I am a product of a clinical law school (UDC-David A Clarke) and so for me, I have experienced clinical legal work from a variety of vantage points (clinician, director, colleague). There are all kinds of clinics these days but the clinics I am referring to are the clinics that assist new immigrants with their legal challenges, clinics that provide free representation to indigent individuals accused of crimes, and clinics that prevent (or try to prevent evictions).
There are, of course, many other types of law school clinics that seek equal justice and a fair and just system for their clients, but one still has to also ask: what is MacDonald referring to with her allegations that law school clinics “triggered family breakdowns” and “unleashed an epidemic of crime in inner city neighborhoods.” There is no basis for such allegations.
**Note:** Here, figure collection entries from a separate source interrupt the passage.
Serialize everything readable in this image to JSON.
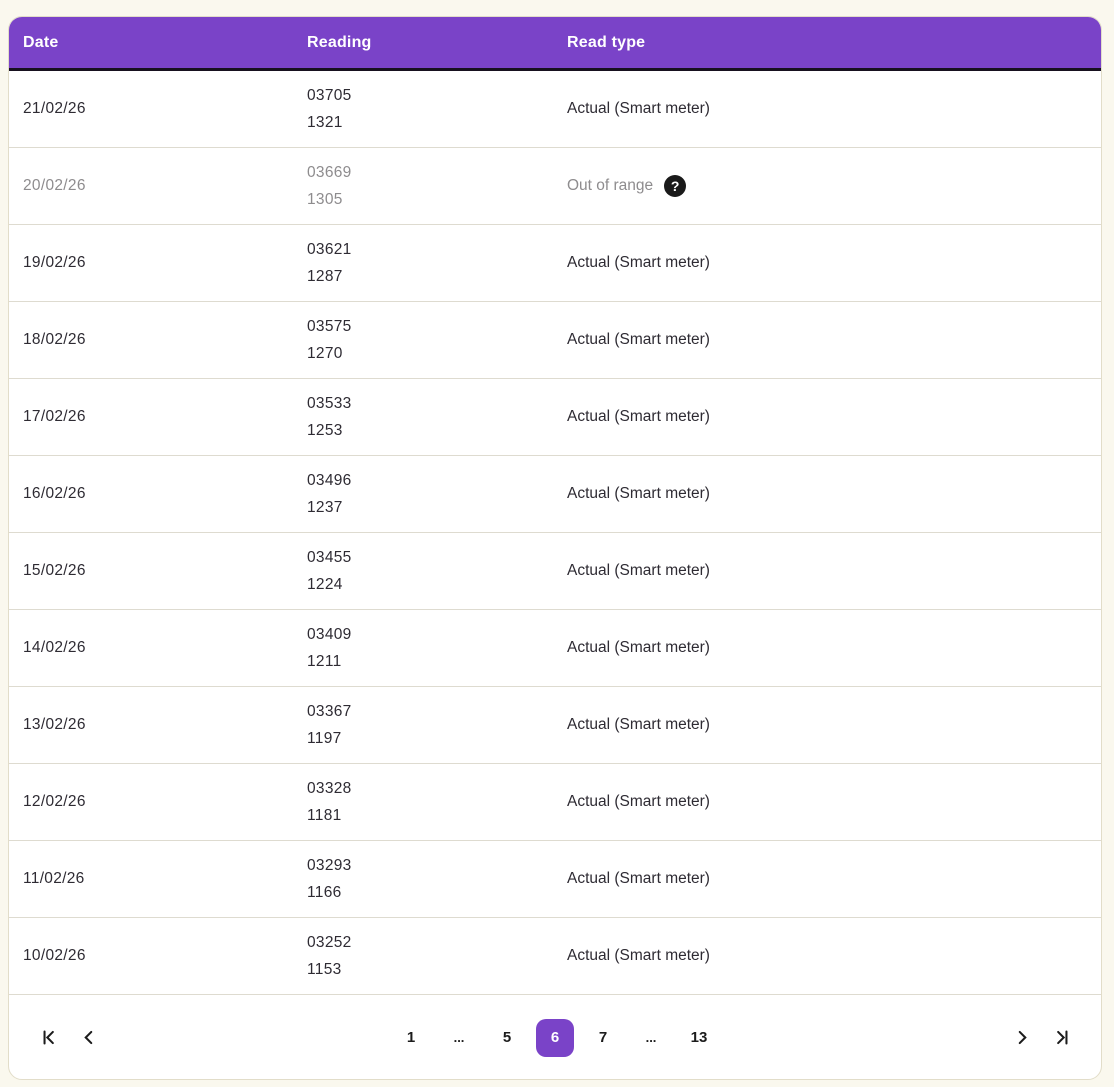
{
  "table": {
    "columns": [
      {
        "key": "date",
        "label": "Date"
      },
      {
        "key": "reading",
        "label": "Reading"
      },
      {
        "key": "read_type",
        "label": "Read type"
      }
    ],
    "rows": [
      {
        "date": "21/02/26",
        "reading_line1": "03705",
        "reading_line2": "1321",
        "read_type": "Actual (Smart meter)",
        "muted": false,
        "info_icon": false
      },
      {
        "date": "20/02/26",
        "reading_line1": "03669",
        "reading_line2": "1305",
        "read_type": "Out of range",
        "muted": true,
        "info_icon": true
      },
      {
        "date": "19/02/26",
        "reading_line1": "03621",
        "reading_line2": "1287",
        "read_type": "Actual (Smart meter)",
        "muted": false,
        "info_icon": false
      },
      {
        "date": "18/02/26",
        "reading_line1": "03575",
        "reading_line2": "1270",
        "read_type": "Actual (Smart meter)",
        "muted": false,
        "info_icon": false
      },
      {
        "date": "17/02/26",
        "reading_line1": "03533",
        "reading_line2": "1253",
        "read_type": "Actual (Smart meter)",
        "muted": false,
        "info_icon": false
      },
      {
        "date": "16/02/26",
        "reading_line1": "03496",
        "reading_line2": "1237",
        "read_type": "Actual (Smart meter)",
        "muted": false,
        "info_icon": false
      },
      {
        "date": "15/02/26",
        "reading_line1": "03455",
        "reading_line2": "1224",
        "read_type": "Actual (Smart meter)",
        "muted": false,
        "info_icon": false
      },
      {
        "date": "14/02/26",
        "reading_line1": "03409",
        "reading_line2": "1211",
        "read_type": "Actual (Smart meter)",
        "muted": false,
        "info_icon": false
      },
      {
        "date": "13/02/26",
        "reading_line1": "03367",
        "reading_line2": "1197",
        "read_type": "Actual (Smart meter)",
        "muted": false,
        "info_icon": false
      },
      {
        "date": "12/02/26",
        "reading_line1": "03328",
        "reading_line2": "1181",
        "read_type": "Actual (Smart meter)",
        "muted": false,
        "info_icon": false
      },
      {
        "date": "11/02/26",
        "reading_line1": "03293",
        "reading_line2": "1166",
        "read_type": "Actual (Smart meter)",
        "muted": false,
        "info_icon": false
      },
      {
        "date": "10/02/26",
        "reading_line1": "03252",
        "reading_line2": "1153",
        "read_type": "Actual (Smart meter)",
        "muted": false,
        "info_icon": false
      }
    ]
  },
  "icons": {
    "info_icon_glyph": "?",
    "first_page": "first-page-icon",
    "previous_page": "chevron-left-icon",
    "next_page": "chevron-right-icon",
    "last_page": "last-page-icon"
  },
  "pagination": {
    "items": [
      {
        "label": "1",
        "type": "page",
        "active": false
      },
      {
        "label": "...",
        "type": "ellipsis",
        "active": false
      },
      {
        "label": "5",
        "type": "page",
        "active": false
      },
      {
        "label": "6",
        "type": "page",
        "active": true
      },
      {
        "label": "7",
        "type": "page",
        "active": false
      },
      {
        "label": "...",
        "type": "ellipsis",
        "active": false
      },
      {
        "label": "13",
        "type": "page",
        "active": false
      }
    ],
    "active_page": "6",
    "total_pages": "13"
  },
  "colors": {
    "page_background": "#faf8ee",
    "card_background": "#ffffff",
    "card_border": "#e2ddc9",
    "header_purple": "#7a43c8",
    "header_underline": "#17111f",
    "row_separator": "#dedbd0",
    "text_dark": "#2e2b33",
    "text_muted": "#8e8c8e",
    "info_icon_background": "#1a1a1a",
    "active_page_background": "#7a43c8"
  }
}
Just as progressive policies were blamed for other problems in the 1960’s, the real failure of the 60’s was the lack of will and resources directed to the problem just when some progress was being made.
For example, many Americans are not aware that the poverty rate plunged from 22 percent to 11 percent during the 1960’s and early 70’s when poverty was attacked aggressively. In addition, black Americans secured, for the first time, basic rights and the criminal justice system was reformed to extend basic rights to individuals accused of crimes during this time period as well because activists and lawyers had the will to succeed and the support of the masses.
Yet, by 1973, under more conservative policies that MacDonald champions, the pushback began in America against progressive ideals, and the pursuit of a fair and just system stalled and receded. A different ideology would take hold in America and soon those who were disenfranchised began to be blamed for the problems created mostly by ideals rooted in 'neoliberalism.' These 'neoliberal' policies and approaches to governing have resulted in a widening gap in inequality in America, the incarceration of millions of people (disproportionately black) for non-violent drug offenses, wage stagnation, the destruction of organized labor, and a deterioration of the quality of life in many communities.
All of this has potentially created more work for public interest lawyers and many law school clinics, though the damage is so severe now, it is not likely to improve absent a people’s movement for change outside the courtrooms and tribunals of America. Fact is, even with all of the great work each day by law school clinics, the task ahead is daunting and intimidating. We do what we can in the moment but mostly we are just trying to stop the bleeding.